Heath was watching me.

It was like before.

Except instead of waiting for news that would shatter our world, we were waiting for news that would brighten it.

“How does it take this long? It’s crazy,” I muttered.

“I know,” Rosie put in from where she was trying to balance her soda on her belly. “Mine is going to be quick, in and out. Like a hair appointment. Two weeks from today.”

Luke caught the soda can as it toppled, resting his hand on her large bump.

“The birth of our child is nothing like a hair appointment,” he clipped.

She smiled. “Of course not.”

He frowned and glanced at his phone.

“It totally is,” she mouthed over his head.

I giggled.

Then Keltan burst into the room.

I held my breath. Because even though this was a joyous occasion, my mind was taunting me with all the things that could go wrong.
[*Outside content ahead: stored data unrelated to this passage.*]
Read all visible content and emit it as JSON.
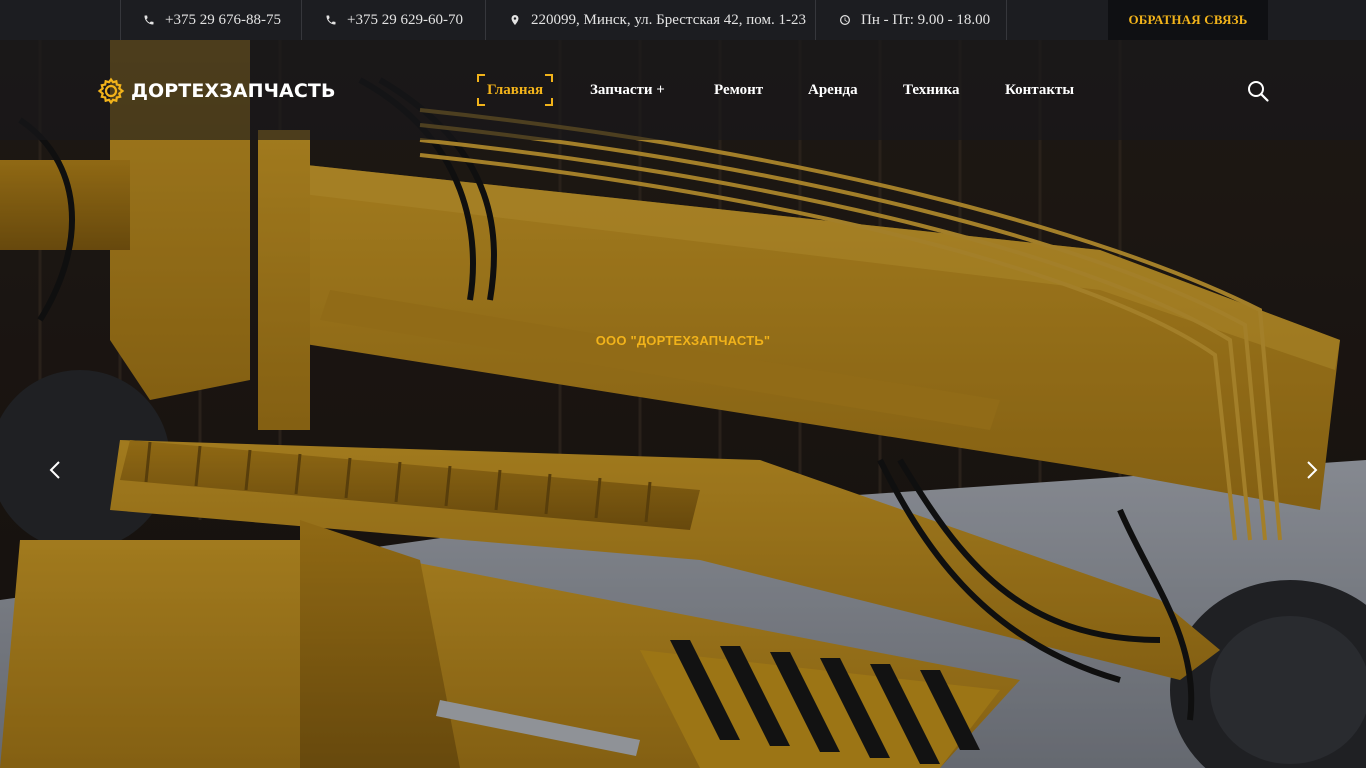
{
  "topbar": {
    "phone1": "+375 29 676-88-75",
    "phone2": "+375 29 629-60-70",
    "address": "220099, Минск, ул. Брестская 42, пом. 1-23",
    "hours": "Пн - Пт: 9.00 - 18.00",
    "feedback_label": "ОБРАТНАЯ СВЯЗЬ",
    "icons": [
      "phone-icon",
      "phone-icon",
      "map-marker-icon",
      "clock-icon"
    ]
  },
  "header": {
    "logo_text": "ДОРТЕХЗАПЧАСТЬ",
    "logo_icon": "gear-icon",
    "nav": [
      {
        "label": "Главная",
        "active": true
      },
      {
        "label": "Запчасти +",
        "active": false
      },
      {
        "label": "Ремонт",
        "active": false
      },
      {
        "label": "Аренда",
        "active": false
      },
      {
        "label": "Техника",
        "active": false
      },
      {
        "label": "Контакты",
        "active": false
      }
    ],
    "search_icon": "search-icon"
  },
  "slider": {
    "title": "ООО \"ДОРТЕХЗАПЧАСТЬ\"",
    "prev_icon": "chevron-left-icon",
    "next_icon": "chevron-right-icon"
  },
  "colors": {
    "accent": "#f2b31a",
    "topbar_bg": "#1c1d21",
    "machine_yellow": "#d9a21e"
  }
}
Now I knew that the worst could happen, I kept bracing.

But Keltan was beaming, his eyes red. “We’ve got a daughter,” he said, voice somehow a yell and a whisper at the same time.

And then I let the joy chase away the dread.

* * *

“Sunshine.” Heath snatched me into his arms as I left the room, my arms were still heavy from the weight of my niece in them.

My heart still full from the sight of her and Lucy and Heath.

I leaned until Heath’s arms and he kissed my head, searched my eyes. “You okay?” he asked gently.

I knew why he was asking.

Because he was worried about what this was doing to my barren and empty womb. Seeing all the beautiful things that my sister had that I wouldn’t have. And though I did feel a pang of pain in the spot where I’d lost my child, it wasn’t as much as I’d expected.

Because I’d lost something precious and irreplaceable. But I hadn’t lost everything. I had my sister. My family.

Heath.

And just because I couldn’t grow a child inside me didn’t mean I couldn’t be a mother.

My father taught me that.

That there were plenty of children out there that needed love. And it didn’t matter whether that love was born in blood or not. I did have to discuss the idea of adoption with Heath first since being a part of a couple meant talking about things like adopting babies before you actually did one.

I had something more important to say first.

“I think we should get married,” I said in answer to his question.

He jerked.

He was silent for the longest time, long enough to think I might have to repeat myself.

I wasn’t scared he’d disagree. The man had just brought a house for me, for goodness sake. He’d stuck with me through everything. Loved me since I was eighteen.